U.S. natural gas production continued to increase in August despite relatively low natural gas spot prices, setting a new daily production record of 92.1 Bcfd on August 5, 2019, according to data from OPIS PointLogic Energy. Natural gas production increased by 1.5 Bcfd (2.5%) between May and August 2019, led by production gains primarily in the Northeast. The northeastern region continues to be the largest natural gas-producing region in the country, accounting for 34% of the U.S. total. Average daily production levels in that region reached a new high of 32.2 Bcfd in the first week of August, 1.5 Bcfd higher than its monthly average in May.

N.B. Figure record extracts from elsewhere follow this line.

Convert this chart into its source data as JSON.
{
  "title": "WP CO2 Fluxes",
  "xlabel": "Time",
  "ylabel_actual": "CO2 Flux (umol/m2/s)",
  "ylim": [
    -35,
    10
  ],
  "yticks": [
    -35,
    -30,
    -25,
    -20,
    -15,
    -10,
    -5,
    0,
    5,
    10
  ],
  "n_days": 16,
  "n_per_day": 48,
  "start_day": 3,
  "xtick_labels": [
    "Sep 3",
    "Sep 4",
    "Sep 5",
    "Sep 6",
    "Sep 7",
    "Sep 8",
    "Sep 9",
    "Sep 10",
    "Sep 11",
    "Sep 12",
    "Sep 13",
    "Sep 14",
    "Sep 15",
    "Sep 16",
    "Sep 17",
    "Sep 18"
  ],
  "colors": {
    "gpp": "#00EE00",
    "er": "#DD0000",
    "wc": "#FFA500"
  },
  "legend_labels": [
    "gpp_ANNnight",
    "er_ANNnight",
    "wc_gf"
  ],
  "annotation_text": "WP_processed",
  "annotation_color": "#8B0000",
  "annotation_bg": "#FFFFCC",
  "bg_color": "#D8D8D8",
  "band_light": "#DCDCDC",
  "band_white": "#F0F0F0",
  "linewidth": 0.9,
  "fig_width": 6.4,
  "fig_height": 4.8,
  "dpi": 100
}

Natural gas spot prices have been on a downward trend since early spring. Henry Hub spot natural gas prices are at a multi-year low, despite storage inventories ending withdrawal season at their lowest levels since 2014. On Monday, August 5, the spot price of natural gas at the Henry Hub closed at its lowest price since May 30, 2016, at $2.02 per million British thermal units (MMBtu)—down from $2.95/MMBtu on March 15.
Record levels of natural gas production growth continue to put downward pressure on prices. This summer, prices have continued to decline despite high levels of natural gas exports and increased consumption in the electric generation sector. Prices averaged $2.40/MMBtu in June and $2.37/MMBtu in July as growth in natural gas production continued to offset growth in consumption.
Natural gas storage has been absorbing a significant amount of this production. This injection season started with working natural gas inventories 30% lower than the previous five-year (2014–18) average during the same period. By the week ending August 9, working gas inventories were at 111 Bcf, or 4%, lower than the five-year average of 2,849 Bcf. EIA forecasts that natural gas storage levels will be about 3,700 Bcf by the end of October, which is slightly higher than the five-year average.